Question Answering with PyTorch Transformers: Part 3

Source: Deep Learning on Medium

Let’s adapt this example to evaluate contexts we fetched out of Part 2. In Part 2, we combined the questions and contexts into a dataframe and cached it to disk. Let’s open it up in a new notebook and work with it from there.

device = torch.device('cuda'
if torch.cuda.is_available() else 'cpu')
tokenizer = BertTokenizer.from_pretrained('bert-base-uncased')
model = BertForQuestionAnswering \
.from_pretrained('bert-large-uncased-whole-word-masking-finetuned-squad') \
.to(device)
question_df = pd.read_feather("question_context.feather")
question_df

Output:

<Sorry, too ugly for a blog.
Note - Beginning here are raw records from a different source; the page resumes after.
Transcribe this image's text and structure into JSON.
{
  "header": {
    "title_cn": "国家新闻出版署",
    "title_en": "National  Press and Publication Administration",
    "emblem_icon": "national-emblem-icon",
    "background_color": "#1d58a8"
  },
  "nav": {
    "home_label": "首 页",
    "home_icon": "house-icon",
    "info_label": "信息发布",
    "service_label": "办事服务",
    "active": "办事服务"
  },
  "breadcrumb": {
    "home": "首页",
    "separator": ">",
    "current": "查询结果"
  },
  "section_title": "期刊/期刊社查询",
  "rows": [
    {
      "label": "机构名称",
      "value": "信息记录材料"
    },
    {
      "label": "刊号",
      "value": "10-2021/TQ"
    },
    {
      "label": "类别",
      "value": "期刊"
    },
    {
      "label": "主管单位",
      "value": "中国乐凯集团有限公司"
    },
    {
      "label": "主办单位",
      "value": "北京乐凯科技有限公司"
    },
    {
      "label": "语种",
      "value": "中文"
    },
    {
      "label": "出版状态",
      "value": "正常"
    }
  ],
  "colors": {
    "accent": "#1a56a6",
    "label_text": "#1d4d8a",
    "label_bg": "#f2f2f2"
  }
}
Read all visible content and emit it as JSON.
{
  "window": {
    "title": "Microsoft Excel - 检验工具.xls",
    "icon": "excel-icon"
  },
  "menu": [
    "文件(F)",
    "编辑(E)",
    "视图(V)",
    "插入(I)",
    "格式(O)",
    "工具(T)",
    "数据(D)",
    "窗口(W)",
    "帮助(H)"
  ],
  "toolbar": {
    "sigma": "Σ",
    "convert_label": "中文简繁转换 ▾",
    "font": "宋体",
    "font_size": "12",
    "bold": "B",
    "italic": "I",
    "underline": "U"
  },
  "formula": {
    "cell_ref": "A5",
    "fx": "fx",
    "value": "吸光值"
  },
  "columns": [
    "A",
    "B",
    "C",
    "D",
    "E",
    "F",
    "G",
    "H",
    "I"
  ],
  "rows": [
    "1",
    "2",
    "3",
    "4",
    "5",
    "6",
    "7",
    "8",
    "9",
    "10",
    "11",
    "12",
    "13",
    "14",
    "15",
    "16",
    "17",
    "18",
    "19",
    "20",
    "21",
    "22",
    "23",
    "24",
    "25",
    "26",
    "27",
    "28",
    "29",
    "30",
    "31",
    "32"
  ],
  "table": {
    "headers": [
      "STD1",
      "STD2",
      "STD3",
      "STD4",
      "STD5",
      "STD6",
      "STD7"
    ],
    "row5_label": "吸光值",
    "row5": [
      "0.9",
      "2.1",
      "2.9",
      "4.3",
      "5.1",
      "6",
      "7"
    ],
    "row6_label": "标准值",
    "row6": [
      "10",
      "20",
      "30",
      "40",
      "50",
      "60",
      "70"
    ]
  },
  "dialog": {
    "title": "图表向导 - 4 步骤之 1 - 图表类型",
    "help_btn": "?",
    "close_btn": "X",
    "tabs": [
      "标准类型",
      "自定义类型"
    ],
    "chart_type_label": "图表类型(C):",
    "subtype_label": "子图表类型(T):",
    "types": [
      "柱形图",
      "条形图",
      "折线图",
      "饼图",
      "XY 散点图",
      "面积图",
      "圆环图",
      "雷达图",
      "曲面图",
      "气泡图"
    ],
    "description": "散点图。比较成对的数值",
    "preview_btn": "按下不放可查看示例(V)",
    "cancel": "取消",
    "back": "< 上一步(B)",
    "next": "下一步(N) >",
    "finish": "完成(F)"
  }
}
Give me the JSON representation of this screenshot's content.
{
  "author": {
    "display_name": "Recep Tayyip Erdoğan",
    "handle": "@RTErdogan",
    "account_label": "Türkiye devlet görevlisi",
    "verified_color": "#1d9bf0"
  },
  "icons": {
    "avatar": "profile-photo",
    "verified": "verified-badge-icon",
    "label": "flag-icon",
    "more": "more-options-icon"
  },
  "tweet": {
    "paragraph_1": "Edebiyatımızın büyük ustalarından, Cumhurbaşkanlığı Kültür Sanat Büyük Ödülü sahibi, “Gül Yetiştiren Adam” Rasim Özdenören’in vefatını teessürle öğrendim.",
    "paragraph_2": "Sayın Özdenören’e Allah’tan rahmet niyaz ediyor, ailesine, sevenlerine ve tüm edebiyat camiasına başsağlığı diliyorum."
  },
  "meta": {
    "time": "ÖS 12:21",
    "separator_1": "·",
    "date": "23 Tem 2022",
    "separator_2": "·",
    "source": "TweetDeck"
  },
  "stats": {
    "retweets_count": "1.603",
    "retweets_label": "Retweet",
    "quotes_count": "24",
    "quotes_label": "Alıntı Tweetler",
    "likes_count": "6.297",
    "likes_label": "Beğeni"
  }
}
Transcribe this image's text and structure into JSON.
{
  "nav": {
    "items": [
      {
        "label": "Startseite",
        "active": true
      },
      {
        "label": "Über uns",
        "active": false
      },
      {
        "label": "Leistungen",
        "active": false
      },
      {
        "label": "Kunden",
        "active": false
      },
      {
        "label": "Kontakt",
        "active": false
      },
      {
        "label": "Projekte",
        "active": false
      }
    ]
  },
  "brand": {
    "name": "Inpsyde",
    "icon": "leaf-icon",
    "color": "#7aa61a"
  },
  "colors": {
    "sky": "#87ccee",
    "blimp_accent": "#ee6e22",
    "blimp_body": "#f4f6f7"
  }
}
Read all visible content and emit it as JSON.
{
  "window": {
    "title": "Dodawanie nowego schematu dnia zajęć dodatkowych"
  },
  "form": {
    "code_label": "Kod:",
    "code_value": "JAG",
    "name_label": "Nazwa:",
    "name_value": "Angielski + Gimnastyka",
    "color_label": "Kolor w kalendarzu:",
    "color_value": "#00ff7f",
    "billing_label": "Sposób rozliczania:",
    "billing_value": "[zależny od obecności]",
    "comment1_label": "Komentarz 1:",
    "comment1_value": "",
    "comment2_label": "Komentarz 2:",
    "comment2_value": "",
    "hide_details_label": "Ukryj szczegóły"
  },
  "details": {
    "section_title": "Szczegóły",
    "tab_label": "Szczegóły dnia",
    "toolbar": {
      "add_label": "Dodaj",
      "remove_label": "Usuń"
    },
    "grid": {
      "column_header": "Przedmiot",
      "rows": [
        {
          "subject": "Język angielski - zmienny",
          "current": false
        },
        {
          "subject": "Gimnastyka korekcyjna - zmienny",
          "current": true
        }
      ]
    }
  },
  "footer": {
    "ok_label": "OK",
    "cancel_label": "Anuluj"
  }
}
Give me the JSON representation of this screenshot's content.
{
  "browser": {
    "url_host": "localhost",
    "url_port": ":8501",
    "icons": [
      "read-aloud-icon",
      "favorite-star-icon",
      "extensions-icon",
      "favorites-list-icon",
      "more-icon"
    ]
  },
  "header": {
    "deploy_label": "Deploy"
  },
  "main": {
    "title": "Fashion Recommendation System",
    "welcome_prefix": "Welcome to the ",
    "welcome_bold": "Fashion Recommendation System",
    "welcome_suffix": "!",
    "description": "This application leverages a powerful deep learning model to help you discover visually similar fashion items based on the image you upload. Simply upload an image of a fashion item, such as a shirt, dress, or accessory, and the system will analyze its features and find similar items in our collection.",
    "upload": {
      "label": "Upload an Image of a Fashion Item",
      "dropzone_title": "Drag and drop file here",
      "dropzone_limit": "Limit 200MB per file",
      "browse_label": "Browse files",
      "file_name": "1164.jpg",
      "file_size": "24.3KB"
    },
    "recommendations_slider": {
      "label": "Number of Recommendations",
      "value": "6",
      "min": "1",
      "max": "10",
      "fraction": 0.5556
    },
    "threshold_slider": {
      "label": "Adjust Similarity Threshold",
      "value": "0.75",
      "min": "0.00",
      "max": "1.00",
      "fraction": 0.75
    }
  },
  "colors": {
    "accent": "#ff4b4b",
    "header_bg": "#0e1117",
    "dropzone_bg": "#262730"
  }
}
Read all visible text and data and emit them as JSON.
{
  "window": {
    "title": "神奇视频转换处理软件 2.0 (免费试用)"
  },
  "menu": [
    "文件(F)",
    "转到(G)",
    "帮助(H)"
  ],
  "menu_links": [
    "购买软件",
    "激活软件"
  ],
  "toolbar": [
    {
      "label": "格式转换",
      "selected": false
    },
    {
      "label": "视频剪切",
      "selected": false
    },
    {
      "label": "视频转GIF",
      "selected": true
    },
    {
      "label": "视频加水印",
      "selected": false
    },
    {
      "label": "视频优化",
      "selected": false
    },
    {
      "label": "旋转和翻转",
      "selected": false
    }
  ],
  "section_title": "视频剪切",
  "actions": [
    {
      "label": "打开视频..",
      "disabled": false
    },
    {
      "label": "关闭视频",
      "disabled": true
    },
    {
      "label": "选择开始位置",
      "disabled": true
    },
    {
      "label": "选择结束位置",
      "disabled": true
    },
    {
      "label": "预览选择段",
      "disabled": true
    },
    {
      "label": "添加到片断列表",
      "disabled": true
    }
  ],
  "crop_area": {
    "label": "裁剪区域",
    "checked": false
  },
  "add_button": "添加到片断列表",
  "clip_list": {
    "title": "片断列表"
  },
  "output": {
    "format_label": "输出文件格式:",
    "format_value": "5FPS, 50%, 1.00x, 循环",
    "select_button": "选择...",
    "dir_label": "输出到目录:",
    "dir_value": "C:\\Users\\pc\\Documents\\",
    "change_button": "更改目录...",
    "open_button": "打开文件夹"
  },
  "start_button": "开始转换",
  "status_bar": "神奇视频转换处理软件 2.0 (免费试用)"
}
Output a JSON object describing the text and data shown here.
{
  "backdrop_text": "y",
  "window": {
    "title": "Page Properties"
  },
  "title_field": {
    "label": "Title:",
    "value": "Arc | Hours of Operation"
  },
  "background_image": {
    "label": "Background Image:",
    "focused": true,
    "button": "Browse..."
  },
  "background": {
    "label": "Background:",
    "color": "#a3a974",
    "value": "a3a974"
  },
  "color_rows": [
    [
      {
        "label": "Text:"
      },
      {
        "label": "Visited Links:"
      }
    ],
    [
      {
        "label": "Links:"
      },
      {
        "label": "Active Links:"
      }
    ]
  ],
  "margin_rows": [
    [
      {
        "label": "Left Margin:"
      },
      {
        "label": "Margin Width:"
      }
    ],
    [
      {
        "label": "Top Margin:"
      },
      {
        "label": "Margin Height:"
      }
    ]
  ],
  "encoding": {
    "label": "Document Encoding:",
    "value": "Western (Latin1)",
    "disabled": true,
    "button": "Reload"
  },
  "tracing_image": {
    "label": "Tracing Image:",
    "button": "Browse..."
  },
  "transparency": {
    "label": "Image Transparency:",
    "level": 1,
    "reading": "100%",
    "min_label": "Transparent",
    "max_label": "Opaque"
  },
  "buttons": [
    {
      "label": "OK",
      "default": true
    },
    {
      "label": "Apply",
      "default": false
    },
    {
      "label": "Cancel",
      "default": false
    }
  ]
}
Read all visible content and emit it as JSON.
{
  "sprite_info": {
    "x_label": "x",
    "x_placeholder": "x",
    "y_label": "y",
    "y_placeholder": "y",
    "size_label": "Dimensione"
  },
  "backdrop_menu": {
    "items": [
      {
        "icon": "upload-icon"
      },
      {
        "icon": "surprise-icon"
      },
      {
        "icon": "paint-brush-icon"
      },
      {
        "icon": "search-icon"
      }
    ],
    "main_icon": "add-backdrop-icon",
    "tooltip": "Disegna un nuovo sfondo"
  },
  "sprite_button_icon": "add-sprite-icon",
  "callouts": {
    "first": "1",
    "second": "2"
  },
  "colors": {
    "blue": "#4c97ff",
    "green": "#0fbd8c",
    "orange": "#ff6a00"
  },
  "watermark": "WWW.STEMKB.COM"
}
Go check out the notebook...>

I’m opting to use GPU acceleration if available but this isn’t strictly necessary.

question, context = question_df[["question", "context"]].iloc[1]
question, context

Output:

('When did the last country to adopt the Gregorian calendar start using it?',
'During the period between 1582, when the first countries adopted the Gregorian calendar, and 1923, when the last European country adopted it, it was often necessary to indicate the date of some event in both the Julian calendar and in the Gregorian calendar, for example, "10/21 Febru...

Combine question and context into a string and encode

input_text = "[CLS] " + question + " [SEP] " + context + " [SEP]"
input_ids = tokenizer.encode(input_text, add_special_tokens=False)
token_type_ids = [0 if i <= input_ids.index(102) else 1 for i in range(len(input_ids))]
input_ids[:10], token_type_ids[:20]

I’m passing add_special_tokens=False to the tokenizer, otherwise it will insert duplicate [CLS] and [SEP] tokens.

with torch.no_grad():
start_scores, end_scores = model(
torch.tensor([input_ids], device=device),
token_type_ids=torch.tensor([token_type_ids], device=device))
all_tokens = tokenizer.convert_ids_to_tokens(input_ids)
print(' '.join(all_tokens[torch.argmax(start_scores) :
torch.argmax(end_scores)+1]))
print(f'score: {torch.max(start_scores)}')

Output:

1923
score: 8.123082160949707

Well, this is different. This is the same answer we got from the pipeline API but back then, the score was a number between 0.0 and 1.0.

sns.distplot(start_scores.cpu())

In this histogram, we can see that the bulk of the start_scores lie between -10 and -5. This is a result of the loss function used in during training which applies applies the softmax function and calculates the cross entropy against the true start position.

The softmax squishes the range of values to be between 0 and 1 and normalizes the outputs so that they sum to 1. Put another way, it turns the activation values into probability values. Negative activations become close to 0 while strong positive values are closer to 1 (TODO bar charts to demonstrate). The loss function penalizes the model more when it is overconfident and wrong than when it is wrong and unsure. (TODO explain why)

Let’s compare this to another example.

question, context = question_df[["question", "context"]].iloc[0]
question, context

Output:

('When did the last country to adopt the Gregorian calendar start using it?',
'"Old Style" (OS) and "New Style" (NS) are sometimes added to dates to identify which system is used in the British Empire and other countries that did not immediately change. Because the Calendar Act of 1750 altered the start of the year, and also aligned the British calendar with the Gregorian cale...

This passage is about adoption of the Gregorian calendar, but there is no mention of Britain being the last country. The model detects that the question is asking about a date or year so it focuses on “1750”.

with torch.no_grad():
start_scores, end_scores = model(
torch.tensor([input_ids], device=device),
token_type_ids=torch.tensor([token_type_ids], device=device))
all_tokens = tokenizer.convert_ids_to_tokens(input_ids)
sns.distplot(start_scores.cpu(), kde=False, rug=True)

However, it’s not so confident that this answers the question.